The Word today portrays Ezekiel, Paul and Jesus as prophets. At first thought, we might be inclined to think that is a wonderful thing – to be called to be a prophet. After all, prophets speak God’s Word and call people into relationship with God. Right? Not so simple or glamorous, as we recognize in the readings. Ezekiel is warned that his listeners are a “rebellious house”, not too inclined to hear a prophetic word that calls them to conversion. Paul bears a “thorn” to prevent him from becoming too proud of his role; he is challenged to recognize that God really only works through Paul’s weakness. And finally, Jesus is rejected by his hometown folks because, really, could a person known to everyone from birth be called by God to be a prophet?
At our baptism, we are anointed priest, prophet and ruler. Priest is something we can identify with, as we associate priesthood with prayer, celebrating God’s love, sharing God’s gifts with others. We can all fulfill that call. Ruler is a rather different matter for us today, as the idea of exercising power is not something that we can expect in our lives, for the most part, as we generally equate that with political power.
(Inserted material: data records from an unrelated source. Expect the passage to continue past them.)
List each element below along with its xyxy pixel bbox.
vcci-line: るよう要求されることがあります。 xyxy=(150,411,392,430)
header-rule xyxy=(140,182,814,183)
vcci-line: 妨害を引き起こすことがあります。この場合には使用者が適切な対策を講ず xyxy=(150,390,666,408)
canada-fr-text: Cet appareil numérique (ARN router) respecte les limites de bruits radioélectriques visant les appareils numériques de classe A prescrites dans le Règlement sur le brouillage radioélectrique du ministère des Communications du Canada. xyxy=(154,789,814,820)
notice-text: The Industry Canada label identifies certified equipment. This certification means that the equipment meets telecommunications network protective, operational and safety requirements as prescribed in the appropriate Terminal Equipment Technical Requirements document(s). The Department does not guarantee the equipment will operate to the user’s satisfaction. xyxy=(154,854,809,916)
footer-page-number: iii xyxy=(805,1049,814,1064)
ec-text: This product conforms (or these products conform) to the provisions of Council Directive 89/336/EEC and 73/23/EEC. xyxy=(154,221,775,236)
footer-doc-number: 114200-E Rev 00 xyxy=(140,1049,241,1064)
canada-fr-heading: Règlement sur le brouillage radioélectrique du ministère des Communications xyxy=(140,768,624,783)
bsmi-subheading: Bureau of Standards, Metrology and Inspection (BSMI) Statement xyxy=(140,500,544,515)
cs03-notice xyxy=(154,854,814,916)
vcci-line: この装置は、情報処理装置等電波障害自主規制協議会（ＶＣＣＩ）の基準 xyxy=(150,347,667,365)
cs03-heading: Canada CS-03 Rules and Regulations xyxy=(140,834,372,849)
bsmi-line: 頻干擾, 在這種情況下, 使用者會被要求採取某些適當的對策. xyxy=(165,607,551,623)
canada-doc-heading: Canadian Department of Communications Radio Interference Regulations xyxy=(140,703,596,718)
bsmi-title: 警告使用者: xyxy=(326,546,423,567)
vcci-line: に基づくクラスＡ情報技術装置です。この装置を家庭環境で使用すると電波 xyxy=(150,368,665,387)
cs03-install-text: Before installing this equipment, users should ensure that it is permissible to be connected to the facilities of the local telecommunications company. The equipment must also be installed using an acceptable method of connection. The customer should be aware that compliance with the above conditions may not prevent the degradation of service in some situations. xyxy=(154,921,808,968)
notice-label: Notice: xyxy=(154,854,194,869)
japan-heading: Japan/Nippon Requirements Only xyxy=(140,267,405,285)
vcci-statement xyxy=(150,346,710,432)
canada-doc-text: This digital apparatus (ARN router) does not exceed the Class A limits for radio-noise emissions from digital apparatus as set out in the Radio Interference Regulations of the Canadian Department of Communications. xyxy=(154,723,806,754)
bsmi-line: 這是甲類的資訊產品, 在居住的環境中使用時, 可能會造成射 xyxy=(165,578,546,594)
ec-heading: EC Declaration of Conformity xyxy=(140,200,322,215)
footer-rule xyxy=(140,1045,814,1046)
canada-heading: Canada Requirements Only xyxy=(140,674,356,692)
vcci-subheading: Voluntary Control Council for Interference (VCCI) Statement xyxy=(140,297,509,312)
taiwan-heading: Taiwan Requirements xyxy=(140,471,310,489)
But the idea of being anointed prophet is one well beyond our notion of probability. Who of us feels competent to speak God’s Word in a way that calls and challenges others to conversion? Of course, as Paul would remind us, our baptismal call to be prophetic is not something that we can do on our own. Rather than offering a life of comfort and safety, this baptismal call puts great expectations on us; expectations that can only be met when we recognize our individual weakness and open ourselves to the indwelling of the Spirit and the power of Christ dwelling in us and personified in the Christian community.
As prophets, we are called to proclaim that the reign of God is at hand and to co-create a just and loving society. As we hear the call as individuals and community to live out our baptismal call to be prophets, our response, rather than being “who am I to do this”, should be a resounding “sign me up!”